Nikon has come under fire in the photographer community for its lack of female representation in its latest campaign promoting its D850 camera. The campaign featured 32 male photographers across the Asia Pacific region and portrayed how the men in the campaign experience FX-format D850.
Following the backlash, the camera company posted an apology in a bid to explain the situation. In the apology, Nikon said that the female photographers [it had] invited for this meet were unable to attend.
“And we acknowledge that we did not put enough focus on this area,” the apology read. Nikon also added that it “appreciates the support” from its photography community to see more female representation in its campaign, and thanked the community for raising the issue and “challenging” them to do more to support female creative talent.
Here is the full apology:
Thank you for sharing your thoughts with us. We really appreciate the support from our photography community. pic.twitter.com/e78qp4Q08a
— Nikon Asia (@NikonAsia) September 13, 2017
However, despite its attempt at making peace, many netizens and female photographers accused the company of making “excuses”, and showed their disbelief that all women photographers were unavailable.

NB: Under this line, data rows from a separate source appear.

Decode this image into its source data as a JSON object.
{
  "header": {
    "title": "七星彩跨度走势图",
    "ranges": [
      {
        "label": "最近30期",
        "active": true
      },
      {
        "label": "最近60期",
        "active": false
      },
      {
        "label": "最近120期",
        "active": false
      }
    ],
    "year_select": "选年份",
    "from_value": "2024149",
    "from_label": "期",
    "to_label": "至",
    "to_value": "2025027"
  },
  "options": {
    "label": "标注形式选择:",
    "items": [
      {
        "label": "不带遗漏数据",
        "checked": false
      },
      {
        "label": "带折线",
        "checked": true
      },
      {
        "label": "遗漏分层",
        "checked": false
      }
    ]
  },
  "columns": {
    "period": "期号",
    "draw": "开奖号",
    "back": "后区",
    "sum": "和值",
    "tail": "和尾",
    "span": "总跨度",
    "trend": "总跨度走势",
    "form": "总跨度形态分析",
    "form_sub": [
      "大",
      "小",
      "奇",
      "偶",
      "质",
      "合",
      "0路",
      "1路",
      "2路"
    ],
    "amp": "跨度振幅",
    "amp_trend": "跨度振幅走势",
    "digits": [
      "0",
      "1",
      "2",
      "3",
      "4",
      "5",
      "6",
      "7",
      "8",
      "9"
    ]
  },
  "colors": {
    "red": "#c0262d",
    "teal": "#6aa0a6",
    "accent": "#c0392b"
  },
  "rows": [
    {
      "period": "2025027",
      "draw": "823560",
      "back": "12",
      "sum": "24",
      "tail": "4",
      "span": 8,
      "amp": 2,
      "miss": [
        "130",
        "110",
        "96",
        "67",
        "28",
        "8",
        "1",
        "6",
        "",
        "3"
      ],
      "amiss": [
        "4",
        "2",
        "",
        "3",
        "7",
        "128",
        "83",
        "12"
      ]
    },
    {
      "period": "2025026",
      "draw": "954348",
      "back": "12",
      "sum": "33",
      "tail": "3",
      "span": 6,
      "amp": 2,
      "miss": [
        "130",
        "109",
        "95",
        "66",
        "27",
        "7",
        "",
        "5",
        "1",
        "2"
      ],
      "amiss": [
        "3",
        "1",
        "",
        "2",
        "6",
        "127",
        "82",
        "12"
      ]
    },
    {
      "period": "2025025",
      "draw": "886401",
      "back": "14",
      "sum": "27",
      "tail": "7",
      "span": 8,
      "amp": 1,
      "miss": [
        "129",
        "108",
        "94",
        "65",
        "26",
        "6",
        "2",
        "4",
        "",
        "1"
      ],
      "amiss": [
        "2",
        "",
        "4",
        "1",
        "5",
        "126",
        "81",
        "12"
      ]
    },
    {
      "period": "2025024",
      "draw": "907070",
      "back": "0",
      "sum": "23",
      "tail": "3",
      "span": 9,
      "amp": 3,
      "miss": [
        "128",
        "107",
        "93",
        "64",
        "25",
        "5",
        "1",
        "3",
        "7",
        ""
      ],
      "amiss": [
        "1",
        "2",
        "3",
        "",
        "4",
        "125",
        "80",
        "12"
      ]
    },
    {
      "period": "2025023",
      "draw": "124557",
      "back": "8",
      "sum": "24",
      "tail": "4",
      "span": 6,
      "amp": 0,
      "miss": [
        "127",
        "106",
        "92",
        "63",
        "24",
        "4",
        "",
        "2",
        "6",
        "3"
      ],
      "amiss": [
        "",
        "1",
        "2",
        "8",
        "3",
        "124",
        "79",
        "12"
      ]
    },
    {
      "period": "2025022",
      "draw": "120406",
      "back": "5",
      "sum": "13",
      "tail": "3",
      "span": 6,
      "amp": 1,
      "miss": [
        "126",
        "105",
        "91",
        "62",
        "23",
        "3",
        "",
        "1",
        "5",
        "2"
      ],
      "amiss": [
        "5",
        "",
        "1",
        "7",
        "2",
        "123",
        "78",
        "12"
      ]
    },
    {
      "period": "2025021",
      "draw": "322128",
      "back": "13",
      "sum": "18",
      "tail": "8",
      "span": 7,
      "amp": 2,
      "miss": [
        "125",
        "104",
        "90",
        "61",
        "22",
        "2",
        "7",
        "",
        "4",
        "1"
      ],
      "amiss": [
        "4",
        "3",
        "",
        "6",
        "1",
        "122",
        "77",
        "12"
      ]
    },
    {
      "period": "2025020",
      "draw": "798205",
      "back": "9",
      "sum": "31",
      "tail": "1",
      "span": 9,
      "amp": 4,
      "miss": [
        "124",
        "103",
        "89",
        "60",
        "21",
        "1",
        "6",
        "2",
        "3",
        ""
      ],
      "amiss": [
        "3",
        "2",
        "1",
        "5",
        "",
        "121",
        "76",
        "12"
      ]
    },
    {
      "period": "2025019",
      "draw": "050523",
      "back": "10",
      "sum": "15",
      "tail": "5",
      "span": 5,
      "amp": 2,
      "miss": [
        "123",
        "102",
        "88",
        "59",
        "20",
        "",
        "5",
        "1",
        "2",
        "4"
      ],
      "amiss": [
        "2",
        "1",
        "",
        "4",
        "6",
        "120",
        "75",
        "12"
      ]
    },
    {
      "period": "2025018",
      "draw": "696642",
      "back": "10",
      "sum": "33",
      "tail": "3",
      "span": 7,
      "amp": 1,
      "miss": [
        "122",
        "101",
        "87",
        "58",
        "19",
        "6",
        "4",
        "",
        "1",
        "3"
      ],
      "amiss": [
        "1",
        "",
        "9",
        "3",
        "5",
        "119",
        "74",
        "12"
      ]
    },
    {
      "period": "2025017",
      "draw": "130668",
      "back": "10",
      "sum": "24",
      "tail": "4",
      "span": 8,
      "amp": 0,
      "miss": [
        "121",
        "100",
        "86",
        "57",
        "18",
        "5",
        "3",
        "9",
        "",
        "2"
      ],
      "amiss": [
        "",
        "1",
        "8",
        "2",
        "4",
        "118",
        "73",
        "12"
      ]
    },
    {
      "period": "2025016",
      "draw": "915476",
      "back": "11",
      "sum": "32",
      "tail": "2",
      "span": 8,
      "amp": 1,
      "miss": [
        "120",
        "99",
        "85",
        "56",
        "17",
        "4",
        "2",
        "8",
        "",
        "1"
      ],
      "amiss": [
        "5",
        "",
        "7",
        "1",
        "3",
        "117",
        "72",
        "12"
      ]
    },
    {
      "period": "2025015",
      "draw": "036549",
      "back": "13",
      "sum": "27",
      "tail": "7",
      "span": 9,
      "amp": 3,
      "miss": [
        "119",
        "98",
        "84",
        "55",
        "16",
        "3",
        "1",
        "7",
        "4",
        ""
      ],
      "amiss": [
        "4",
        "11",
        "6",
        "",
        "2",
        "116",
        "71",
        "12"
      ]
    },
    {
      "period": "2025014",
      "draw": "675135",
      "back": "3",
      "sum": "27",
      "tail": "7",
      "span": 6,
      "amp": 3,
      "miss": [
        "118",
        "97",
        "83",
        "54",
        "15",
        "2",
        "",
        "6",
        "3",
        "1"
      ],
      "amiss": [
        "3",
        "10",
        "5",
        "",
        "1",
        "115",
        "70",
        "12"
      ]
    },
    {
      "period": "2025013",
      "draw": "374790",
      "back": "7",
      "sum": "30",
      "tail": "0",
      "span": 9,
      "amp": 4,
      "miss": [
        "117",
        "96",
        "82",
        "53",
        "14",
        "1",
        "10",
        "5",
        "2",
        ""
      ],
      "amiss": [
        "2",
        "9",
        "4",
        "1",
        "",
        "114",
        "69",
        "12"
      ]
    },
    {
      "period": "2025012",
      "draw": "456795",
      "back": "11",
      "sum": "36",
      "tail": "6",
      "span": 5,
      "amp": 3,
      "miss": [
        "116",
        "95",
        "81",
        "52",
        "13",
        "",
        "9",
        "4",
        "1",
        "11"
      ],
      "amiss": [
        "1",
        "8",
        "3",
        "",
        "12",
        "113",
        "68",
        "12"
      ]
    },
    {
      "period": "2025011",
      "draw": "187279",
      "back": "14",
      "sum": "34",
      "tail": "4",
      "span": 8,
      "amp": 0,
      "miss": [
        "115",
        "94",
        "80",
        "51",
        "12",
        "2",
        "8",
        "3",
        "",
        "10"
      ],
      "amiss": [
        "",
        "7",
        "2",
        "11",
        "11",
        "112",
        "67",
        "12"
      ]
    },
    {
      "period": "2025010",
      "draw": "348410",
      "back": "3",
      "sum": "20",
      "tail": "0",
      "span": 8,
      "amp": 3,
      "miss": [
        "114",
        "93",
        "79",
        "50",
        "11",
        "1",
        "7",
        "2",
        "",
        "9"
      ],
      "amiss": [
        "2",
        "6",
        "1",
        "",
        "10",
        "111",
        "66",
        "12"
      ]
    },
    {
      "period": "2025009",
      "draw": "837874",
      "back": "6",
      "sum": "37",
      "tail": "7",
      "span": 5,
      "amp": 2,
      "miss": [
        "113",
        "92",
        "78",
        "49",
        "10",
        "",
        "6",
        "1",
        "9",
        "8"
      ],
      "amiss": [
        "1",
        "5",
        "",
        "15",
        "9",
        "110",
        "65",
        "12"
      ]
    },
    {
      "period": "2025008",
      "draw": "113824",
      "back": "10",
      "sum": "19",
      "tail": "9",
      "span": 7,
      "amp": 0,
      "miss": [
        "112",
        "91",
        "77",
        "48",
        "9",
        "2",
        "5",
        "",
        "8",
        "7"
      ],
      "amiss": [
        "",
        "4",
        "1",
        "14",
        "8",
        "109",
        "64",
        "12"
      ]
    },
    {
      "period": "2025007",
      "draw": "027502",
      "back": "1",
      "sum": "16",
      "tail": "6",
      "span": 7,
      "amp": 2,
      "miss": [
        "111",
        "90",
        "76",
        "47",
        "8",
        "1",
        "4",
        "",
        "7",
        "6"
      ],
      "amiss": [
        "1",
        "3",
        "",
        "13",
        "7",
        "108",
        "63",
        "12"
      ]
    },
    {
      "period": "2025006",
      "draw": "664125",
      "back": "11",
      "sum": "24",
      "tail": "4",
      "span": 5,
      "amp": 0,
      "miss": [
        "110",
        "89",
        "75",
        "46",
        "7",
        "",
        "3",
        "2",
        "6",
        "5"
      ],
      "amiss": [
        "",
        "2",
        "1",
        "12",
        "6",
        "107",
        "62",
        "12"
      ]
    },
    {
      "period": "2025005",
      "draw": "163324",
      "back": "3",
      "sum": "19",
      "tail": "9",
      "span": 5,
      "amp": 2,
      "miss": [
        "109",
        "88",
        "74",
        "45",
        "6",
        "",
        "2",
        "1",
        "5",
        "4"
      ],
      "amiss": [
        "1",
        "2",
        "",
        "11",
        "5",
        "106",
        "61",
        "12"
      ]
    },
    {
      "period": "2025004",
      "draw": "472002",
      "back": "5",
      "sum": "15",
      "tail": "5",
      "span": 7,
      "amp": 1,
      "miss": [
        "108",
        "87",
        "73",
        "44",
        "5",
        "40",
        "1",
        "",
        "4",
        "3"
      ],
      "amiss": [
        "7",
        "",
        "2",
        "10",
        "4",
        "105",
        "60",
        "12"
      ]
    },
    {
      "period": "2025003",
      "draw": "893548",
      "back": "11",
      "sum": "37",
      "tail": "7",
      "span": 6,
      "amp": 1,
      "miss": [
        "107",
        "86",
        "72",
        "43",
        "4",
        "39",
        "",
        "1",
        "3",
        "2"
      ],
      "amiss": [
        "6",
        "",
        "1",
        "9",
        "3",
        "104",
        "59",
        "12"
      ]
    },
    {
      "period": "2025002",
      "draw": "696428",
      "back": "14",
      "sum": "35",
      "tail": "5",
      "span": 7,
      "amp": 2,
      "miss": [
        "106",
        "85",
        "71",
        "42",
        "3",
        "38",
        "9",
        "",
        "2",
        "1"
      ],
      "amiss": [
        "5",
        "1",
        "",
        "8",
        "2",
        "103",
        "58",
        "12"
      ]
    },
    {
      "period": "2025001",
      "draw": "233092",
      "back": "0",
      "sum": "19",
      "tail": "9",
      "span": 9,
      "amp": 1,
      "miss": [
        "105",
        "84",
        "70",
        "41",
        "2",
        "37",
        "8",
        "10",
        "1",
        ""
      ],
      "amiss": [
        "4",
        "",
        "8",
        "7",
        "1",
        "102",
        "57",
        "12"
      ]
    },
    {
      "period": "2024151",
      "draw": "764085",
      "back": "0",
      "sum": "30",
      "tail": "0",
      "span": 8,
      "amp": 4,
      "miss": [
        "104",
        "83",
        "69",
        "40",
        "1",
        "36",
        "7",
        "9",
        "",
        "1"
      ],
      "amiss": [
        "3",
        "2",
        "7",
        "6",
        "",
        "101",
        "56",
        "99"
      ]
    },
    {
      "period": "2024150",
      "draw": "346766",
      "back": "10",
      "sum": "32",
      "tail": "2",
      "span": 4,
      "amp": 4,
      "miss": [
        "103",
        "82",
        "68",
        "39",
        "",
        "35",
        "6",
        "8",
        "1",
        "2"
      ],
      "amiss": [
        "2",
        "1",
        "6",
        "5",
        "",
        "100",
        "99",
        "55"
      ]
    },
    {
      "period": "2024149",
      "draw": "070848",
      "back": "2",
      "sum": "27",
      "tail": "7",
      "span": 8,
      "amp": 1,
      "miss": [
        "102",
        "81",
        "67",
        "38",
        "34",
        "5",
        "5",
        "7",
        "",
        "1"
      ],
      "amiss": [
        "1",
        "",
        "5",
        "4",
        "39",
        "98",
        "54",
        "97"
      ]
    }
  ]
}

How many women did you invite? Your letter fails to recognize the harm caused here and lacks details for meaningful change.
— Melissa Bender (@mbenderphoto) September 13, 2017
Marketing has reached out to Nikon for comment.
Currently, Nikon’s campaign features 32 male photographers from Singapore, Malaysia, Indonesia, Thailand, Australia, Hong Kong, Taiwan, India, Middle East and Africa. The campaign aims to promote the versatility and the diversity of images the camera is capable of.
This is not the first time the camera brand has come in focus for the wrong reason. In the past, Nikon had unfortunately featured a competitor’s camera in one of its ads. The mistake was spotted by Twitter user David McDonald, who put up an image of the mistake – which showcases a Fujifilm camera on a Nikon ad. The boo-boo followed a social media backlash the camera company faced after it awarded a winning prize to a social media user who submitted what netizens claim was a digitally altered image.